The Billings Gazette reports, "Twito: No death penalty in Laster murder case," by Greg Tuttle.
Yellowstone County Attorney Scott Twito announced Monday that he will not seek the death penalty for the Billings man accused of kidnapping and killing Dejuan Laster.
Under state law, the death penalty can be sought only under certain circumstances, including cases that involve aggravating factors such as multiple victims or aggravated kidnapping.
The aggravating kidnapping charge against Jacobson sparked Twito's review of whether his office should seek the most severe punishment.
Twito said Monday he had consulted with Laster's family about his decision.
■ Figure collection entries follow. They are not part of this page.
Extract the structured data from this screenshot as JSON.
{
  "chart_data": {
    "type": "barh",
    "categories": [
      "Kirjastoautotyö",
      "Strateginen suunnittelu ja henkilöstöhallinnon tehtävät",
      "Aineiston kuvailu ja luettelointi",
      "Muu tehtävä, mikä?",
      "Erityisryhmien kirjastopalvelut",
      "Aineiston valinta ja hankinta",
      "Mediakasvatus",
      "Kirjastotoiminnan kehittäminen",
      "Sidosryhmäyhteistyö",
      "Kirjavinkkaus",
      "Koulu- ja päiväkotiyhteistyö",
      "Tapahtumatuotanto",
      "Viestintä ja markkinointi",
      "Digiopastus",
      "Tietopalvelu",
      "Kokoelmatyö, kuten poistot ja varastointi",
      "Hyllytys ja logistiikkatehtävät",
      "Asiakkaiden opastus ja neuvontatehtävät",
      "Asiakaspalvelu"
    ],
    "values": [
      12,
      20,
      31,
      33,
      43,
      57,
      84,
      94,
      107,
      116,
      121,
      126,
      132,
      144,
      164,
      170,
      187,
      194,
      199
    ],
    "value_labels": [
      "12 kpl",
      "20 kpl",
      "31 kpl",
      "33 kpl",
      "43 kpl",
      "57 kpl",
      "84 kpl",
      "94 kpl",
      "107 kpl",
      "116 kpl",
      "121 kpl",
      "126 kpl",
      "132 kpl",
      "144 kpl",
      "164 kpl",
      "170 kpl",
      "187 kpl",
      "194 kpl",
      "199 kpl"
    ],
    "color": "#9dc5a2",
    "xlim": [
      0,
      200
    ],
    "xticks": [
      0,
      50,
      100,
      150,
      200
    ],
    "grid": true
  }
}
He said they had been "very open" during his review.
"I believe that they trust the decision that's been made here today," Twito said when asked about the family's response to his decision.
Twito said he also reviewed the cases of the only two inmates currently on Montana's death row, Ronald Smith and William Gollehan. Both the men had multiple aggravating factors, Twito said.
Smith was convicted and sentenced to die for killing two men in 1982. Gollehon received the death sentence for his role in the death of five inmates during a 1991 riot at Montana State Prison.
It became clear, Twito said, "that a sentence of death would not be imposed (against Jacobson) during the sentencing phase."
In a potential federal death penalty case, the New York Post reports, "US Justice Department will not see death penalty for Colombo crime family consigliere." It's by Mitchel Maddux.
The US Justice Department won't seek the death penalty for a Colombo crime family consigliere accused of sanctioning the 1997 murder of NYPD Officer Officer Ralph Dols.
US Attorney General Eric Holder issued the course-reversing directive -- made public today -- without citing a rationale for his shift.
Now Colombo wiseguy Joel "Joe Waverly" Cacace, 72, will face a maximum penalty of life in prison if he's convicted at his upcoming mob murder trial in Brooklyn federal court.
Cacace is already serving a 20-year sentence for other mob crimes that has him scheduled to be released in June 2020, according to prison records.
Back in Feb. 2011, Holder authorized Brooklyn prosecutors to pursue the death penalty for Cacace, who's charged with ordering the carefully planned Aug. 25, 1997 hit on the off-duty officer in Brooklyn.
"Attorney General Eric Holder: no death penalty in mob murder trial," is the New York Daily News report by John Marzulli.
U.S. Attorney General Eric Holder ordered prosecutors in Brooklyn to withdraw its intention for the ultimate punishment against former acting boss Joel (Joe Waverly) Cacace, who is still awaiting trial in the case.
Last year two of Cacace’s underlings, Thomas (Tommy Shots) Gioeli and alleged shooter Dino Saracino, were cleared by a Brooklyn jury of the off-duty cop’s killing. Prosecutors contend that Cacace marked the cop for death because he had married the mobster’s ex-wife, Kim Kennaugh.